Of the 300 men’s racers, the race will then hold 20-minute qualifying races in the lead up to the final race on Saturday night. Each 20-minute qualifying race will feature competition between 60 riders, with the top 18 riders advancing to the final, and spots 19-30 advancing to the last-chance race. The top-three finishers for each heat will be given a preferential starting position for the final race.

Trimble said he borrowed the qualification concept from Grand Prix motorcycle racing.

“In the past we had riders flying in from all over the world and they would just get a few minutes on the track trying to qualify,” Trimble said. “Under this new format all of the athletes will get a chance to race.”

For the women’s race, the race will hold two qualifying heats with approximately 60 riders each, with the top-50 riders advancing to the final.

For the past five years, the race has attracted a smattering of domestic U.S. road racers, retired professionals, and riders who focus on fixed-gear style road races. For 2017 the race has attracted retired WorldTour rider Francesco Chicchi, who formerly rode for Quick Step-Innergetic and Liquigas before retiring after the 2016 season. During his pro career Chicchi won stages of the Amgen Tour of California, Volta a Catalunya, and Tour of Missouri.
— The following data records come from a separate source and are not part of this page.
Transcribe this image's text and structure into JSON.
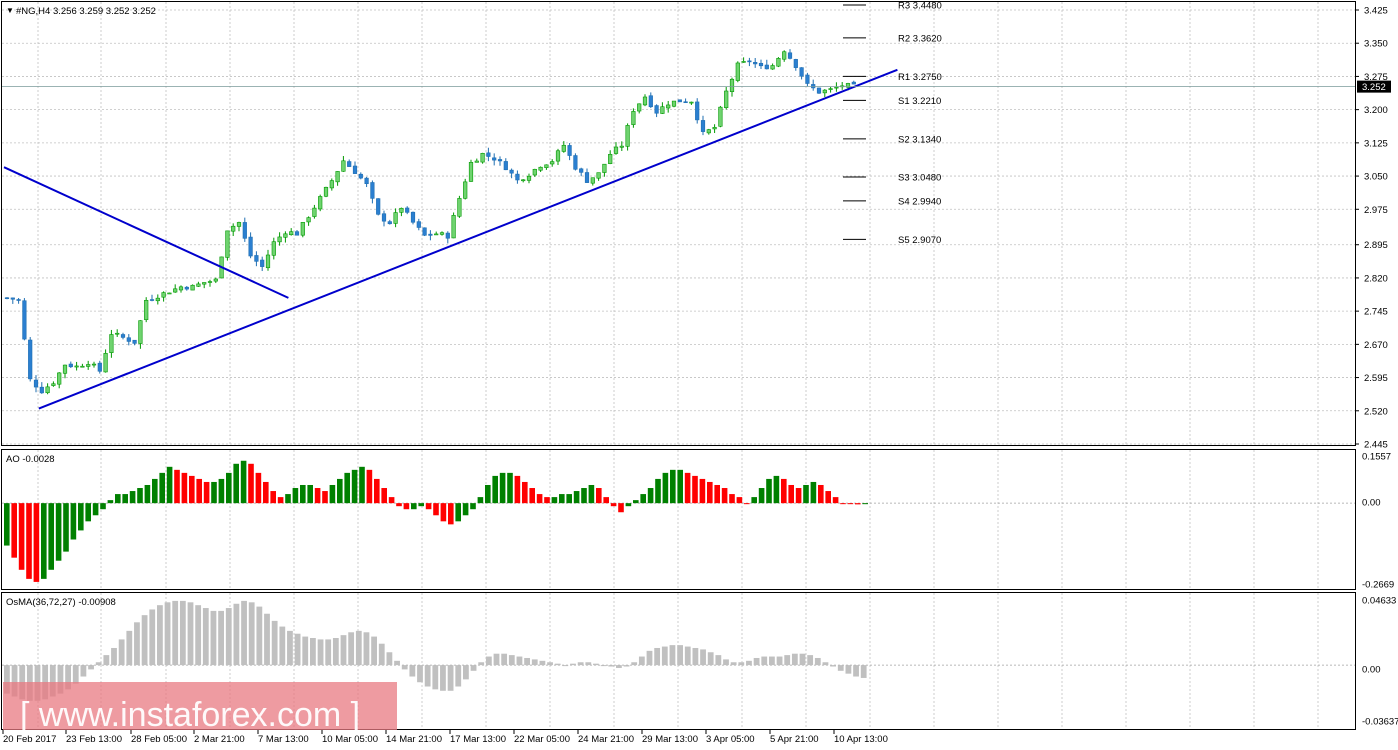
{
  "window": {
    "symbol_info": "#NG,H4  3.256 3.259 3.252 3.252",
    "current_price_label": "3.252"
  },
  "chart_data": [
    {
      "type": "candlestick",
      "panel": "main",
      "symbol": "#NG",
      "timeframe": "H4",
      "ohlc_header": {
        "open": 3.256,
        "high": 3.259,
        "low": 3.252,
        "close": 3.252
      },
      "ylim": [
        2.445,
        3.425
      ],
      "y_ticks": [
        "3.425",
        "3.350",
        "3.275",
        "3.200",
        "3.125",
        "3.050",
        "2.975",
        "2.895",
        "2.820",
        "2.745",
        "2.670",
        "2.595",
        "2.520",
        "2.445"
      ],
      "x_ticks": [
        "20 Feb 2017",
        "23 Feb 13:00",
        "28 Feb 05:00",
        "2 Mar 21:00",
        "7 Mar 13:00",
        "10 Mar 05:00",
        "14 Mar 21:00",
        "17 Mar 13:00",
        "22 Mar 05:00",
        "24 Mar 21:00",
        "29 Mar 13:00",
        "3 Apr 05:00",
        "5 Apr 21:00",
        "10 Apr 13:00"
      ],
      "pivot_levels": [
        {
          "name": "R3",
          "value": 3.448,
          "label": "R3 3.4480"
        },
        {
          "name": "R2",
          "value": 3.362,
          "label": "R2 3.3620"
        },
        {
          "name": "R1",
          "value": 3.275,
          "label": "R1 3.2750"
        },
        {
          "name": "S1",
          "value": 3.221,
          "label": "S1 3.2210"
        },
        {
          "name": "S2",
          "value": 3.134,
          "label": "S2 3.1340"
        },
        {
          "name": "S3",
          "value": 3.048,
          "label": "S3 3.0480"
        },
        {
          "name": "S4",
          "value": 2.994,
          "label": "S4 2.9940"
        },
        {
          "name": "S5",
          "value": 2.907,
          "label": "S5 2.9070"
        }
      ],
      "trendlines": [
        {
          "name": "descending-resistance",
          "from": {
            "bar": 0,
            "price": 3.07
          },
          "to": {
            "bar": 48,
            "price": 2.775
          }
        },
        {
          "name": "ascending-support",
          "from": {
            "bar": 6,
            "price": 2.525
          },
          "to": {
            "bar": 153,
            "price": 3.29
          }
        }
      ],
      "close_path": [
        [
          0,
          2.775
        ],
        [
          2,
          2.77
        ],
        [
          4,
          2.59
        ],
        [
          6,
          2.565
        ],
        [
          8,
          2.585
        ],
        [
          10,
          2.625
        ],
        [
          12,
          2.62
        ],
        [
          14,
          2.63
        ],
        [
          16,
          2.61
        ],
        [
          18,
          2.695
        ],
        [
          20,
          2.685
        ],
        [
          22,
          2.675
        ],
        [
          24,
          2.77
        ],
        [
          26,
          2.78
        ],
        [
          28,
          2.79
        ],
        [
          30,
          2.8
        ],
        [
          32,
          2.8
        ],
        [
          34,
          2.81
        ],
        [
          36,
          2.815
        ],
        [
          38,
          2.93
        ],
        [
          40,
          2.945
        ],
        [
          42,
          2.87
        ],
        [
          44,
          2.845
        ],
        [
          46,
          2.9
        ],
        [
          48,
          2.925
        ],
        [
          50,
          2.92
        ],
        [
          52,
          2.96
        ],
        [
          54,
          3.0
        ],
        [
          56,
          3.04
        ],
        [
          58,
          3.085
        ],
        [
          60,
          3.06
        ],
        [
          62,
          3.03
        ],
        [
          64,
          2.96
        ],
        [
          66,
          2.945
        ],
        [
          68,
          2.98
        ],
        [
          70,
          2.945
        ],
        [
          72,
          2.915
        ],
        [
          74,
          2.92
        ],
        [
          76,
          2.915
        ],
        [
          78,
          3.0
        ],
        [
          80,
          3.08
        ],
        [
          82,
          3.1
        ],
        [
          84,
          3.09
        ],
        [
          86,
          3.07
        ],
        [
          88,
          3.04
        ],
        [
          90,
          3.055
        ],
        [
          92,
          3.075
        ],
        [
          94,
          3.085
        ],
        [
          96,
          3.12
        ],
        [
          98,
          3.07
        ],
        [
          100,
          3.04
        ],
        [
          102,
          3.055
        ],
        [
          104,
          3.1
        ],
        [
          106,
          3.12
        ],
        [
          108,
          3.2
        ],
        [
          110,
          3.23
        ],
        [
          112,
          3.195
        ],
        [
          114,
          3.215
        ],
        [
          116,
          3.22
        ],
        [
          118,
          3.22
        ],
        [
          120,
          3.145
        ],
        [
          122,
          3.16
        ],
        [
          124,
          3.24
        ],
        [
          126,
          3.3
        ],
        [
          128,
          3.31
        ],
        [
          130,
          3.295
        ],
        [
          132,
          3.3
        ],
        [
          134,
          3.335
        ],
        [
          136,
          3.3
        ],
        [
          138,
          3.255
        ],
        [
          140,
          3.24
        ],
        [
          142,
          3.245
        ],
        [
          144,
          3.255
        ],
        [
          146,
          3.252
        ]
      ]
    },
    {
      "type": "histogram",
      "panel": "AO",
      "label": "AO -0.0028",
      "ylim": [
        -0.2669,
        0.1557
      ],
      "y_ticks": [
        "0.1557",
        "0.00",
        "-0.2669"
      ],
      "colors": {
        "up": "#008000",
        "down": "#ff0000"
      },
      "values": [
        -0.14,
        -0.18,
        -0.22,
        -0.25,
        -0.26,
        -0.25,
        -0.22,
        -0.19,
        -0.16,
        -0.12,
        -0.09,
        -0.06,
        -0.04,
        -0.02,
        0.01,
        0.03,
        0.03,
        0.04,
        0.05,
        0.06,
        0.08,
        0.1,
        0.12,
        0.11,
        0.1,
        0.09,
        0.08,
        0.07,
        0.07,
        0.08,
        0.1,
        0.13,
        0.14,
        0.13,
        0.1,
        0.07,
        0.04,
        0.02,
        0.03,
        0.05,
        0.06,
        0.06,
        0.05,
        0.04,
        0.06,
        0.08,
        0.1,
        0.11,
        0.12,
        0.11,
        0.08,
        0.05,
        0.02,
        -0.01,
        -0.02,
        -0.02,
        -0.01,
        -0.02,
        -0.04,
        -0.06,
        -0.07,
        -0.06,
        -0.04,
        -0.02,
        0.02,
        0.06,
        0.09,
        0.1,
        0.1,
        0.09,
        0.07,
        0.05,
        0.03,
        0.02,
        0.02,
        0.03,
        0.03,
        0.04,
        0.05,
        0.06,
        0.05,
        0.02,
        -0.01,
        -0.03,
        -0.01,
        0.01,
        0.03,
        0.05,
        0.08,
        0.1,
        0.11,
        0.11,
        0.1,
        0.09,
        0.08,
        0.07,
        0.06,
        0.05,
        0.03,
        0.02,
        0.0,
        0.02,
        0.05,
        0.08,
        0.09,
        0.08,
        0.06,
        0.05,
        0.06,
        0.07,
        0.06,
        0.04,
        0.02,
        0.0,
        -0.003,
        -0.004,
        -0.003
      ]
    },
    {
      "type": "histogram",
      "panel": "OsMA",
      "label": "OsMA(36,72,27) -0.00908",
      "ylim": [
        -0.03637,
        0.04633
      ],
      "y_ticks": [
        "0.04633",
        "0.00",
        "-0.03637"
      ],
      "colors": {
        "bars": "#c0c0c0"
      },
      "values": [
        -0.02,
        -0.022,
        -0.024,
        -0.025,
        -0.025,
        -0.024,
        -0.022,
        -0.02,
        -0.017,
        -0.013,
        -0.008,
        -0.003,
        0.002,
        0.007,
        0.012,
        0.018,
        0.024,
        0.03,
        0.035,
        0.039,
        0.042,
        0.044,
        0.045,
        0.045,
        0.044,
        0.042,
        0.04,
        0.038,
        0.038,
        0.04,
        0.043,
        0.045,
        0.044,
        0.041,
        0.036,
        0.031,
        0.027,
        0.024,
        0.022,
        0.02,
        0.019,
        0.018,
        0.018,
        0.019,
        0.021,
        0.023,
        0.024,
        0.023,
        0.02,
        0.015,
        0.009,
        0.003,
        -0.003,
        -0.008,
        -0.012,
        -0.015,
        -0.017,
        -0.018,
        -0.018,
        -0.015,
        -0.01,
        -0.004,
        0.002,
        0.006,
        0.008,
        0.008,
        0.007,
        0.006,
        0.005,
        0.004,
        0.003,
        0.002,
        0.001,
        0.0,
        0.001,
        0.002,
        0.002,
        0.001,
        0.0,
        -0.001,
        -0.002,
        -0.001,
        0.002,
        0.006,
        0.01,
        0.012,
        0.013,
        0.014,
        0.014,
        0.013,
        0.012,
        0.011,
        0.009,
        0.007,
        0.004,
        0.002,
        0.002,
        0.003,
        0.005,
        0.006,
        0.006,
        0.006,
        0.007,
        0.008,
        0.008,
        0.007,
        0.005,
        0.002,
        -0.001,
        -0.004,
        -0.006,
        -0.008,
        -0.009
      ]
    }
  ],
  "watermark": {
    "text": "[ www.instaforex.com ]"
  }
}
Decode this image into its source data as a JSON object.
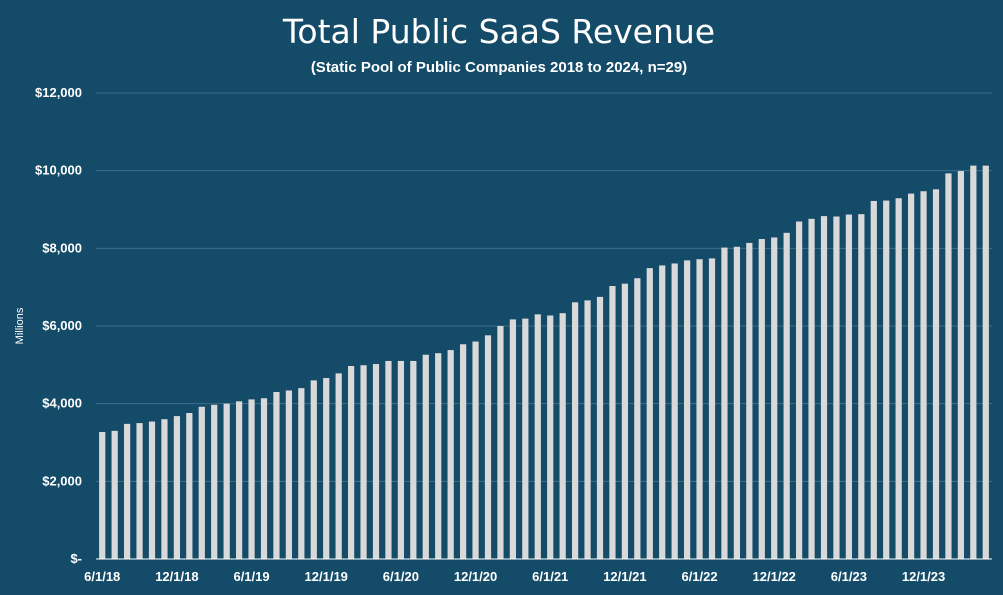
{
  "chart_data": {
    "type": "bar",
    "title": "Total Public SaaS Revenue",
    "subtitle": "(Static Pool of Public Companies 2018 to 2024, n=29)",
    "xlabel": "",
    "ylabel": "Millions",
    "ylim": [
      0,
      12000
    ],
    "y_ticks": [
      "$-",
      "$2,000",
      "$4,000",
      "$6,000",
      "$8,000",
      "$10,000",
      "$12,000"
    ],
    "x_tick_labels": [
      "6/1/18",
      "12/1/18",
      "6/1/19",
      "12/1/19",
      "6/1/20",
      "12/1/20",
      "6/1/21",
      "12/1/21",
      "6/1/22",
      "12/1/22",
      "6/1/23",
      "12/1/23"
    ],
    "grid": true,
    "bar_color": "#d9d9d9",
    "categories": [
      "6/1/18",
      "7/1/18",
      "8/1/18",
      "9/1/18",
      "10/1/18",
      "11/1/18",
      "12/1/18",
      "1/1/19",
      "2/1/19",
      "3/1/19",
      "4/1/19",
      "5/1/19",
      "6/1/19",
      "7/1/19",
      "8/1/19",
      "9/1/19",
      "10/1/19",
      "11/1/19",
      "12/1/19",
      "1/1/20",
      "2/1/20",
      "3/1/20",
      "4/1/20",
      "5/1/20",
      "6/1/20",
      "7/1/20",
      "8/1/20",
      "9/1/20",
      "10/1/20",
      "11/1/20",
      "12/1/20",
      "1/1/21",
      "2/1/21",
      "3/1/21",
      "4/1/21",
      "5/1/21",
      "6/1/21",
      "7/1/21",
      "8/1/21",
      "9/1/21",
      "10/1/21",
      "11/1/21",
      "12/1/21",
      "1/1/22",
      "2/1/22",
      "3/1/22",
      "4/1/22",
      "5/1/22",
      "6/1/22",
      "7/1/22",
      "8/1/22",
      "9/1/22",
      "10/1/22",
      "11/1/22",
      "12/1/22",
      "1/1/23",
      "2/1/23",
      "3/1/23",
      "4/1/23",
      "5/1/23",
      "6/1/23",
      "7/1/23",
      "8/1/23",
      "9/1/23",
      "10/1/23",
      "11/1/23",
      "12/1/23",
      "1/1/24",
      "2/1/24",
      "3/1/24",
      "4/1/24",
      "5/1/24"
    ],
    "values": [
      3270,
      3300,
      3480,
      3500,
      3540,
      3600,
      3680,
      3760,
      3920,
      3970,
      4000,
      4060,
      4110,
      4140,
      4300,
      4340,
      4400,
      4600,
      4660,
      4780,
      4970,
      4990,
      5020,
      5100,
      5100,
      5100,
      5260,
      5300,
      5380,
      5530,
      5600,
      5760,
      6000,
      6170,
      6190,
      6300,
      6270,
      6330,
      6610,
      6660,
      6750,
      7030,
      7090,
      7230,
      7490,
      7560,
      7610,
      7690,
      7720,
      7740,
      8020,
      8040,
      8140,
      8240,
      8280,
      8400,
      8690,
      8760,
      8830,
      8820,
      8870,
      8880,
      9220,
      9230,
      9290,
      9410,
      9470,
      9520,
      9930,
      9990,
      10130,
      10130
    ]
  }
}
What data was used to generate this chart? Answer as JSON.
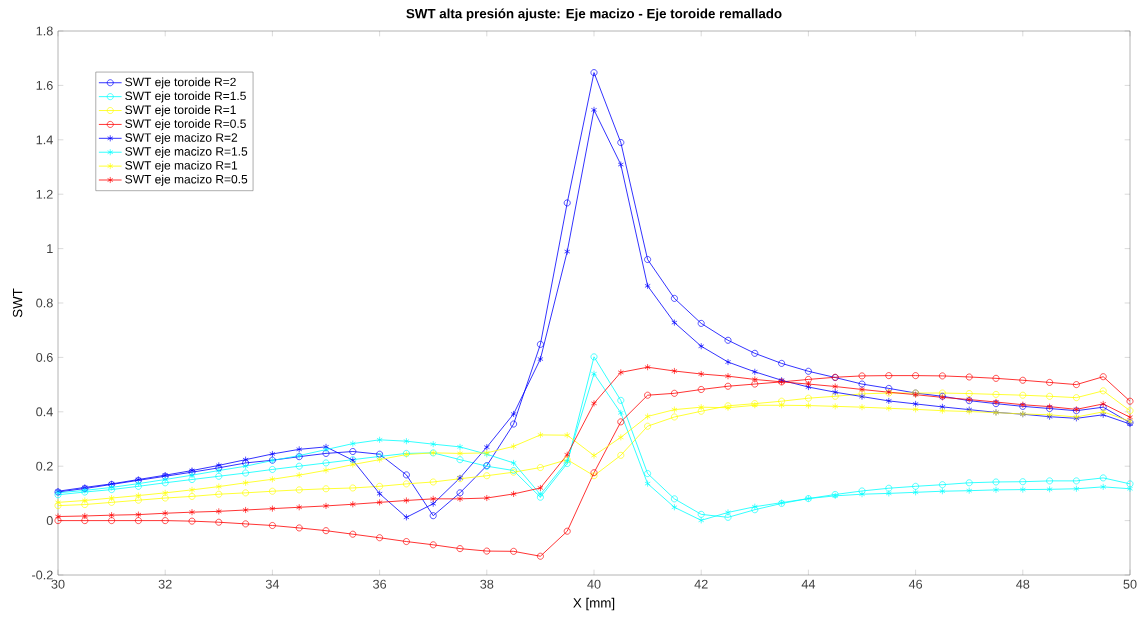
{
  "chart_data": {
    "type": "line",
    "title": "SWT alta presión ajuste: Eje macizo - Eje toroide remallado",
    "xlabel": "X [mm]",
    "ylabel": "SWT",
    "x": [
      30,
      30.5,
      31,
      31.5,
      32,
      32.5,
      33,
      33.5,
      34,
      34.5,
      35,
      35.5,
      36,
      36.5,
      37,
      37.5,
      38,
      38.5,
      39,
      39.5,
      40,
      40.5,
      41,
      41.5,
      42,
      42.5,
      43,
      43.5,
      44,
      44.5,
      45,
      45.5,
      46,
      46.5,
      47,
      47.5,
      48,
      48.5,
      49,
      49.5,
      50
    ],
    "series": [
      {
        "name": "SWT eje toroide R=2",
        "color": "#0000ff",
        "marker": "circle",
        "values": [
          0.105,
          0.118,
          0.133,
          0.148,
          0.163,
          0.178,
          0.194,
          0.212,
          0.222,
          0.235,
          0.247,
          0.254,
          0.244,
          0.168,
          0.018,
          0.102,
          0.202,
          0.355,
          0.648,
          1.168,
          1.647,
          1.39,
          0.96,
          0.817,
          0.725,
          0.663,
          0.615,
          0.578,
          0.549,
          0.526,
          0.502,
          0.486,
          0.469,
          0.457,
          0.441,
          0.43,
          0.42,
          0.412,
          0.404,
          0.417,
          0.36
        ]
      },
      {
        "name": "SWT eje toroide R=1.5",
        "color": "#00ffff",
        "marker": "circle",
        "values": [
          0.095,
          0.105,
          0.114,
          0.126,
          0.139,
          0.151,
          0.163,
          0.175,
          0.188,
          0.2,
          0.212,
          0.224,
          0.236,
          0.247,
          0.249,
          0.224,
          0.2,
          0.184,
          0.086,
          0.21,
          0.602,
          0.442,
          0.173,
          0.08,
          0.023,
          0.012,
          0.04,
          0.063,
          0.081,
          0.096,
          0.109,
          0.119,
          0.126,
          0.132,
          0.139,
          0.142,
          0.143,
          0.146,
          0.146,
          0.157,
          0.135
        ]
      },
      {
        "name": "SWT eje toroide R=1",
        "color": "#ffff00",
        "marker": "circle",
        "values": [
          0.055,
          0.059,
          0.067,
          0.075,
          0.083,
          0.089,
          0.097,
          0.102,
          0.108,
          0.113,
          0.117,
          0.12,
          0.126,
          0.135,
          0.142,
          0.154,
          0.165,
          0.178,
          0.195,
          0.224,
          0.165,
          0.24,
          0.347,
          0.381,
          0.402,
          0.422,
          0.43,
          0.439,
          0.45,
          0.457,
          0.466,
          0.469,
          0.469,
          0.469,
          0.467,
          0.464,
          0.461,
          0.457,
          0.452,
          0.477,
          0.404
        ]
      },
      {
        "name": "SWT eje toroide R=0.5",
        "color": "#ff0000",
        "marker": "circle",
        "values": [
          0.0,
          0.0,
          0.0,
          0.0,
          0.0,
          -0.002,
          -0.006,
          -0.012,
          -0.018,
          -0.027,
          -0.037,
          -0.05,
          -0.063,
          -0.077,
          -0.089,
          -0.103,
          -0.112,
          -0.113,
          -0.131,
          -0.039,
          0.176,
          0.363,
          0.461,
          0.468,
          0.482,
          0.494,
          0.502,
          0.51,
          0.519,
          0.527,
          0.532,
          0.533,
          0.533,
          0.532,
          0.528,
          0.523,
          0.516,
          0.508,
          0.5,
          0.529,
          0.439
        ]
      },
      {
        "name": "SWT eje macizo R=2",
        "color": "#0000ff",
        "marker": "cross",
        "values": [
          0.108,
          0.122,
          0.135,
          0.151,
          0.167,
          0.184,
          0.203,
          0.224,
          0.245,
          0.262,
          0.271,
          0.222,
          0.099,
          0.012,
          0.062,
          0.157,
          0.27,
          0.392,
          0.594,
          0.989,
          1.51,
          1.309,
          0.863,
          0.728,
          0.641,
          0.583,
          0.547,
          0.516,
          0.491,
          0.472,
          0.456,
          0.44,
          0.429,
          0.418,
          0.408,
          0.398,
          0.391,
          0.382,
          0.376,
          0.389,
          0.355
        ]
      },
      {
        "name": "SWT eje macizo R=1.5",
        "color": "#00ffff",
        "marker": "cross",
        "values": [
          0.102,
          0.111,
          0.122,
          0.136,
          0.151,
          0.167,
          0.184,
          0.2,
          0.221,
          0.239,
          0.261,
          0.283,
          0.297,
          0.292,
          0.281,
          0.271,
          0.244,
          0.212,
          0.096,
          0.218,
          0.54,
          0.396,
          0.136,
          0.049,
          0.001,
          0.03,
          0.051,
          0.066,
          0.081,
          0.091,
          0.097,
          0.1,
          0.104,
          0.108,
          0.11,
          0.113,
          0.114,
          0.115,
          0.117,
          0.124,
          0.117
        ]
      },
      {
        "name": "SWT eje macizo R=1",
        "color": "#ffff00",
        "marker": "cross",
        "values": [
          0.067,
          0.074,
          0.083,
          0.092,
          0.102,
          0.113,
          0.125,
          0.139,
          0.152,
          0.167,
          0.185,
          0.206,
          0.224,
          0.243,
          0.249,
          0.247,
          0.249,
          0.273,
          0.315,
          0.314,
          0.239,
          0.306,
          0.383,
          0.408,
          0.417,
          0.415,
          0.424,
          0.424,
          0.423,
          0.42,
          0.417,
          0.413,
          0.409,
          0.404,
          0.401,
          0.397,
          0.392,
          0.389,
          0.381,
          0.4,
          0.365
        ]
      },
      {
        "name": "SWT eje macizo R=0.5",
        "color": "#ff0000",
        "marker": "cross",
        "values": [
          0.015,
          0.017,
          0.02,
          0.022,
          0.027,
          0.031,
          0.034,
          0.039,
          0.044,
          0.049,
          0.054,
          0.06,
          0.067,
          0.074,
          0.08,
          0.08,
          0.083,
          0.098,
          0.12,
          0.242,
          0.431,
          0.545,
          0.564,
          0.55,
          0.539,
          0.531,
          0.519,
          0.51,
          0.502,
          0.493,
          0.482,
          0.472,
          0.463,
          0.453,
          0.445,
          0.436,
          0.426,
          0.419,
          0.409,
          0.429,
          0.38
        ]
      }
    ],
    "xlim": [
      30,
      50
    ],
    "ylim": [
      -0.2,
      1.8
    ],
    "xticks": [
      30,
      32,
      34,
      36,
      38,
      40,
      42,
      44,
      46,
      48,
      50
    ],
    "yticks": [
      -0.2,
      0,
      0.2,
      0.4,
      0.6,
      0.8,
      1,
      1.2,
      1.4,
      1.6,
      1.8
    ],
    "legend": "top left",
    "grid": false,
    "line_style": "solid"
  }
}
Joining Chicchi is another retired WorldTour rider Davide Vigano, who previously rode for Team Sky and Lampre-Merida.

The race has also attracted Scottish track cyclist Callum Skinner. Skinner won gold at the 2016 Olympics in Rio de Janiero in the Team Sprint competition, and silver in the individual sprint race.

The two will compete against last year’s series champion Colin Strickland, who won three of four Red Hook rounds in 2016 while riding for the Specialized Allez Allez team. This year Strickland is racing for his own squad, called Intelligentsia Racing. His former team, Specialized, has expanded to five riders including criterium specialist Aldo Ilesic and German racer Stefan Schafer.